Earlier, the EU already announced that all bilateral issues within the framework of the negotiating process with Russia had been finalized and the road towards Russia’s WTO accession before the end of the year had been paved, the Novye Izvestia daily wrote. United States Trade Representative Ron Kirk said in turn Russia’s WTO accession can be formally approved in December.

Strictly speaking Tbilisi’s consent is not required for this, the daily noted. No WTO member enjoys veto right. Formally, an accession country has to collect two thirds of votes of member-states. However, this voting principle was applied only in the organization’s first year, when Ecuador was joining the WTO. Since then member-states agreed on consensus decision making. Nevertheless, in theory an opportunity for approving Russia’s WTO accession by a majority of votes at the WTO General Council’s meeting due on December 15-17 remains. But at first the working group should give the relevant recommendation to the General Council, a leading researcher at the Institute for Trade Policy of the Moscow Higher School of Economics, Alexei Portansky, said. Therefore its final meeting is of such great importance.

The researcher believes that an exception from the procedure is quite possible for Russia, even if Moscow does not accept Tbilisi’s new proposals that emerged under the EU pressure. But in this case Russia will become a WTO member not at once, Portansky underlined. Formal bureaucratic procedures and the State Duma’s ratification of a package of agreements will follow. “Therefore if it gets membership, this will happen only in the first quarter of 2012,” he said.

Probably, meaningful problems of Russia’s accession to the WTO have been resolved, the Kommersant business daily wrote. Yesterday Georgia after the consultations with the EU and Switzerland announced that it had finalized a compromise variant of agreements with Russia on the monitoring of trade on the border with South Ossetia and Abkhazia and Russia did not reject them, but took several days to study the proposals. On November 8 or earlier the last formal obstacles for Russia to get a status of a privileged trade partner in most world economies after the eighteen-year-long talks can be lifted, if Russia is really interested in becoming a WTO members at this moment.

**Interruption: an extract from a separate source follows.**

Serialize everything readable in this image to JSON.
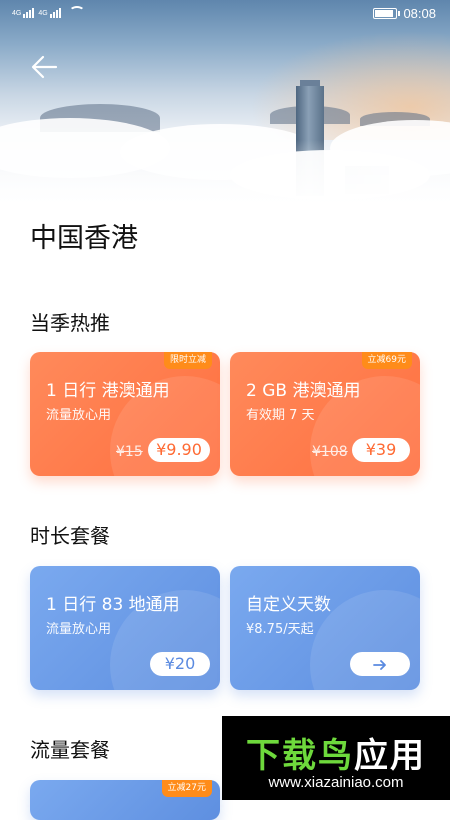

The essence of proposals is not disclosed although it is evident from Georgia’s remarks that it agreed on a variant related to the electronic exchange of data and monitoring of Russia’s trade operations on the border with South Ossetia and Abkhazia without Russia’s formal recognition of these operations’ status as the Russian-Georgian trade (the daily recalls that Russia recognizes these territories as independent states, while Georgia considers them its integral part, the overwhelming majority of WTO member-states support Georgia’s position).

Russia does not give up attempts to complete the negotiations on its accession to the World Trade Organization before the end of the year, Vedomosti underlined. Otherwise, accession to the organization may be postponed for many years or Russia may simply abandon this idea, Economic Development Minister Elvira Nabiullina said.

Without Georgia Russia’s accession to the WTO is impossible, Russian Deputy Economic Development Minister Sergei Slepnev was cited by the daily as saying. It is necessary to remove discrepancies until November 10, when the working group on Russia’s WTO accession should gather in Geneva. Russia considers Georgia’s measures political and not economic ones, but it is ready to provide Tbilisi necessary information, but the question is in the volume of this information and delivery methods, he said. According to earlier reports, Russia opposed the deployment of Georgian observers on the borders.

If Georgia’s approved agreement does not suit Russia, its road to the WTO will be closed, Georgian senior officials commented. “This is our last proposal. The game is really getting closer to the end and Russia should take a decision,” Sergei Kapanadze said.